Revue de presse :
Chloe Hooper, après avoir fait ses études à l'université Columbia de New York, vit à Melbourne, où elle est née en 1973. Son premier roman, Un vrai crime pour livre d'enfant (en français, éd. Christian Bourgois 2002 et, en poche, Points) avait reçu un excellent accueil critique. Le deuxième, Grand Homme, est une entreprise beaucoup plus périlleuse. Elle y prend le risque de la comparaison avec le magistral De sang-froid, de Truman Capote. Car, après avoir suivi pour plusieurs journaux australiens l'affaire Doomadgee - la mort d'un aborigène dans un commissariat de police -, elle a décidé d'enquêter plus avant et de tenter de comprendre "tout ce que l'Australie blanche ne veut pas savoir sur l'Australie noire". (Josyane Savigneau - Le Monde du 11 septembre 2009)
Au nord-est de l'Australie, il est une île entourée d'eau cristalline, avec des montagnes couvertes de forêts, du sable blanc et fin, des chevaux sauvages, trois mille habitants et pas un coiffeur. On pourrait qualifier Palm Island de paradis tropical, mais, comme disait Rimbaud, il flotte «le pavillon en viande saignante sur la soie des mers et des fleurs arctiques». Les habitants, aborigènes, sont des âmes en peine plutôt musclées. Ils vont et viennent dans la fournaise où leurs ancêtres non massacrés au tournant du siècle passé furent déplacés, militairement évangélisés, comme dévitalisés. Ils sont violents, diabétiques, souvent sourds. Les Blancs ont «la loi dans la bouche», disent-ils. Le problème est qu'on est au pays où «la loi ne se rapprochait pas de la vérité, mais s'en éloignait»...
Journaliste, Chloe Hooper sait faire trois choses : enquêter, observer, relater. Romancière, elle compose et donne sa puissance à un monde en état d'enchantement par désespoir et d'apesanteur morale. Sa simplicité le prend et le suspend, comme un boeuf écorché, aux crochets des sensations et des lois. (Philippe Lançon - Libération du 17 septembre 2009)
Dans un livre-enquête minutieux, l'Australienne Chloe Hopper dresse le terrible constat de la condition des Aborigènes. Le lent déclin d'un peuple à force d'humiliations...

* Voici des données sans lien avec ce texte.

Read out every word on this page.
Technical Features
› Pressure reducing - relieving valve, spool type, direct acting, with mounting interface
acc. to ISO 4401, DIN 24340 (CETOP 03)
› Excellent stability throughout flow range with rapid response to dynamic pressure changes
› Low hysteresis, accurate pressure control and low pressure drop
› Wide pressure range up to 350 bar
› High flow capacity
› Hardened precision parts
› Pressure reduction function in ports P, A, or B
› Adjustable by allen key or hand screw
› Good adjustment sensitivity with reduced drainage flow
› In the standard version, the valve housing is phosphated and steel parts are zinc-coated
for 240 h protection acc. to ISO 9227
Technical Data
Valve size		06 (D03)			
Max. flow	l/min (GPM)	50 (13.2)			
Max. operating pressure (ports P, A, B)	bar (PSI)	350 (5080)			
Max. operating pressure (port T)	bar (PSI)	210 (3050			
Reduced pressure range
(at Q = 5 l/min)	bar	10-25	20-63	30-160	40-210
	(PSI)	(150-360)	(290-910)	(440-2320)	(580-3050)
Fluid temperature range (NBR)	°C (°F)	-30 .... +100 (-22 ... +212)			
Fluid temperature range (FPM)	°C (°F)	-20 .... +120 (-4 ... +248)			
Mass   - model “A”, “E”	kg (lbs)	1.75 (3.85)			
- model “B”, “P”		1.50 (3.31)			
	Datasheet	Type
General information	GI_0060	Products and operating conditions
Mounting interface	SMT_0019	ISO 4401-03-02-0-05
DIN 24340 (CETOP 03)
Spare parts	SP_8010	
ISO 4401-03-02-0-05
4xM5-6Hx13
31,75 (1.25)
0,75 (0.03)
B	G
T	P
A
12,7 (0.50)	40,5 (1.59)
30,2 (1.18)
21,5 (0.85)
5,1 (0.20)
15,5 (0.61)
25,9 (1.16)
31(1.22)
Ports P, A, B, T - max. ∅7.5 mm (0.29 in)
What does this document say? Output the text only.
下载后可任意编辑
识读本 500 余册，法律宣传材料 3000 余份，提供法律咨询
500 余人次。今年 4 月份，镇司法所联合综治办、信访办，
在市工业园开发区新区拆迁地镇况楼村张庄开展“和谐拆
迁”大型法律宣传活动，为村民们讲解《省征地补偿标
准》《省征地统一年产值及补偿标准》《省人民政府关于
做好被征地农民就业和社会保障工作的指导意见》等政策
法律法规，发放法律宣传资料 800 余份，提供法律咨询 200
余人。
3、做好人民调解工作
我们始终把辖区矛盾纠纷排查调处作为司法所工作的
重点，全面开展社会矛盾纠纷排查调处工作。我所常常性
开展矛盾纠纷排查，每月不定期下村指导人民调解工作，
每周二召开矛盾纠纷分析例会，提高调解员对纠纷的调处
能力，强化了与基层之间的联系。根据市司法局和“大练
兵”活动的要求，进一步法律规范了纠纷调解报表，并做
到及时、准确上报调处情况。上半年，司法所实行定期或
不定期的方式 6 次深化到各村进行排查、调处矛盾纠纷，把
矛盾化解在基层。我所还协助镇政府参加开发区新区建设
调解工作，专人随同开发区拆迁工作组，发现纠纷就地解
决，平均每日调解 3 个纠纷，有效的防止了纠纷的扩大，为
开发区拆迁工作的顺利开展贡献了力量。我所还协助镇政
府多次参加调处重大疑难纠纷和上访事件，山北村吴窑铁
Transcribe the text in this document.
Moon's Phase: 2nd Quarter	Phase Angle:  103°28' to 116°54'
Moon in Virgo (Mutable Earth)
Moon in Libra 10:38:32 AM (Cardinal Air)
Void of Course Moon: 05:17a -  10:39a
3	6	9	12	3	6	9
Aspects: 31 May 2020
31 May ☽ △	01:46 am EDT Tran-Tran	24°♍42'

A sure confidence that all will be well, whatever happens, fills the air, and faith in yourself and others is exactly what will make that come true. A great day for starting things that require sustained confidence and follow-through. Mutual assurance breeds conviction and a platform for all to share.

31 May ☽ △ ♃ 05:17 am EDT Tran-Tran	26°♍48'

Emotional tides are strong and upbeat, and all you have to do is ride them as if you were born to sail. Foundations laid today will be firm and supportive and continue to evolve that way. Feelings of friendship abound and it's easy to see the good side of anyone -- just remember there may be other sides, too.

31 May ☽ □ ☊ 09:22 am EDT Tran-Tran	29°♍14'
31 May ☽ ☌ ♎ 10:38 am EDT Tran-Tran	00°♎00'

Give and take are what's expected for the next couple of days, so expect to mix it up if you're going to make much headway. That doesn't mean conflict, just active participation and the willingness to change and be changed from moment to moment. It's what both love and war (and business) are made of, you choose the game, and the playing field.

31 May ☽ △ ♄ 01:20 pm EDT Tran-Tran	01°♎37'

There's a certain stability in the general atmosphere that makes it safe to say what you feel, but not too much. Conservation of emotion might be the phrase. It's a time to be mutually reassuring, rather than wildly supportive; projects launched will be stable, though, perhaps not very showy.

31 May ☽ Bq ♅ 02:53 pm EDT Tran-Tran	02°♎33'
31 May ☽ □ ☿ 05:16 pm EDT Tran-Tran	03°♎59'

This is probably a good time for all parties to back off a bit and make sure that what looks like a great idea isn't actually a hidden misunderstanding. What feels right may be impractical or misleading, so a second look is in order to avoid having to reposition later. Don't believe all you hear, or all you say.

Le reportage de Chloe Hopper est triste, parce qu'il témoigne de la fin des chants. En 1850, jusqu'à cent langues aborigènes différentes étaient parlées dans le seul Queensland. Il en resterait moins de vingt à présent. Ces chants, qui pouvaient autrefois guérir les malades, ne sont plus opérants. Les rythmes du monde moderne les auront recouverts, sans offre d'échappatoire. Sauf à risquer l'emprunt des toutes dernières pistes où nous guide l'auteur. Celles de la politique de «réconciliation» initiée il y a dix ans dans le pays. En 2008, le premier ministre australien a présenté les excuses officielles du pays aux générations aborigènes pour les souffrances infligées par les déportations. Une voix d'aujourd'hui pour apaiser les plaies et redonner l'estime. (Stéphane Bataillon - La Croix du 4 novembre 2009)
Extrait :
Sur la péninsule du cap York, aux confins de l'Australie, il existe des esprits aux longs bras maigres et aux longues jambes maigres qui se déplacent la nuit, inaperçus, pour faire le mal. Le jour venu, ils retournent se glisser dans les falaises de grès de la région, habitant les crevasses. Sur les parois rocheuses, dans les ravines, les gorges et les grottes, s'étire leur corps peint à l'ocre rouge avec des yeux blancs qui voient tout.
Pour les dénicher j'ai pris l'avion puis la voiture jusqu'à la minuscule ville de Laura, à l'extrême nord du Queensland, j'ai suivi un guide le long d'étroites pistes de marche vieilles de plusieurs millénaires qui grimpent un escarpement abrupt. Une fois au sommet, le guide a lancé une retentissante salutation aux esprits. Sinon, m'a-t-il dit, ils viendraient nous prélever la graisse des reins.
Cela faisait des années que personne n'était venu à cet endroit. Des pluies récentes avaient fait reverdir les arbrisseaux, et les fougères poussant entre les rochers formaient des jardins suspendus. Il s'agissait d'un camp pour la saison humide, réseau de gros rochers et de grottes aux murs et aux plafonds recouverts de peintures superposées, vieilles de peut-être quinze mille ans : kangourous, crocodiles, émeus, dingos, ignames et leurs racines torses, armes, ruches avec essaims d'abeilles, étoiles - toutes les choses du cosmos dessinées là pour pouvoir se multiplier et laisser les richesses de la terre se propager.